Cuando comenzó la pandemia, vista su contagiosidad y la inexistencia de medicación para enfrentarla, hubo dos actitudes de los gobiernos: los que recurrieron al único método, medieval, de protección, que es la cuarentena; y los que, espantados por las consecuencias económicas que suponía la cuarentena, optaron por apostar a la “inmunidad de manada”. Esta segunda vía se demostró políticamente inviable (un gobierno no se sostiene si gran parte de su población se enferma en simultáneo y se producen muertes en gran cantidad), y económicamente más desastrosa que la primera, ya que igualmente paraliza la economía (sea por la adopción tardía de la cuarentena, lo que lleva a que la misma sea más larga y, en consecuencia, económicamente más costosa, o porque, haciendo un ejercicio contrafáctico, la economía se paraliza por la pandemia, porque la simultaneidad de enfermos hace que los procesos productivos y comerciales colapsen), pero con mayores costos políticos y económicos.

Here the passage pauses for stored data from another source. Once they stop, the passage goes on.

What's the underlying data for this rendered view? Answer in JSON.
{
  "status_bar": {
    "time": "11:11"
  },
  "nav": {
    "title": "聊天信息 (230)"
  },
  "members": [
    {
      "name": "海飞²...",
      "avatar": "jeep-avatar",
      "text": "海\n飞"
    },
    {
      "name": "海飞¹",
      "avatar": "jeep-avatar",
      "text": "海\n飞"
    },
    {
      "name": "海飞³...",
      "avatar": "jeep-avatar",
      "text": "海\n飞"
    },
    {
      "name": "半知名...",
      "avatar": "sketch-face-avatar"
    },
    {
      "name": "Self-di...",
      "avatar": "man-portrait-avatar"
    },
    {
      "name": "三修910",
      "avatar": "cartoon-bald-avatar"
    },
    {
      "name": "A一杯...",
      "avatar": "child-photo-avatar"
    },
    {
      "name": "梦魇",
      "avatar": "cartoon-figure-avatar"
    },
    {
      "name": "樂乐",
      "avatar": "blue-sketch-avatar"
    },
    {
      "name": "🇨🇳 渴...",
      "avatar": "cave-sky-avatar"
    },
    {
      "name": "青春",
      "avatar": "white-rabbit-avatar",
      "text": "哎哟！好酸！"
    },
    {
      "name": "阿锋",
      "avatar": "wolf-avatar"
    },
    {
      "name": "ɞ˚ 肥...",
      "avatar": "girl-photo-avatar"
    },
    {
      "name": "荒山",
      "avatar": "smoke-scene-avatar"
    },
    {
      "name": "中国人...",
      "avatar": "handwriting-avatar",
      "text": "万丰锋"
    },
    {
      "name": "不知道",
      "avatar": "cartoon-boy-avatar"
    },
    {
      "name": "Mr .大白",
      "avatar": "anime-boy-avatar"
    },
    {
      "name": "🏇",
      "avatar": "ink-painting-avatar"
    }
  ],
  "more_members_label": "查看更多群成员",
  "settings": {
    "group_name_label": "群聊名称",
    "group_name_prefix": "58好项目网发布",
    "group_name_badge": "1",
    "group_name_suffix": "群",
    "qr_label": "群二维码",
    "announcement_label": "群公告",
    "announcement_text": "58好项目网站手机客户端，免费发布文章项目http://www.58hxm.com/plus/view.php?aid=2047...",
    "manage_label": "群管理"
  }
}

Se especula con la remake de un neokeynesianismo, con el reingreso del Estado como actor central y organizador de la vida social. Todo es posible. Pero sabemos que en la acción la humanidad es más creativa que con la imaginación (que siempre queda anclada a modelos conocidos). No sabemos qué devendrá. En lo inmediato, podemos suponer, con bastante certidumbre, que habrá una expansión del control social, mansamente aceptado en nombre de la salud (desde la propuesta de Google-Apple de smartphones que indiquen si hay un “leproso” cerca nuestro, hasta los softwares que, tomando imágenes de cámaras públicas, señalen quiénes incumplen con la distancia social, algo que ya se está aplicando en China, país en el que el reconocimiento facial público también ya se puso en práctica, igual que en Buenos Aires). Este mayor control social tecnológico, es también, una leve forma de esclerosis del poder: si requiere de un soporte tecnológico, es porque no se ha interiorizado completamente, es decir, carece de total legitimidad, puede ser cuestionado. Por supuesto, que sea cuestionable no significa que se lo cuestione. Eso dependerá, como todo y como siempre, de la acción política. Y la acción política, a su vez, no podrá expandirse más allá de los márgenes que le establezca la teoría social, es decir del poder de cuestionamiento que esta pueda brindar.
La tarea de refundación del orden social, tan en boga, abierta o implícita, en los discursos que rondan estos días, no la puede llevar a cabo un virus. Si el orden social es creado por los humanos, a los humanos corresponde cambiarlo. Con virus o sin él.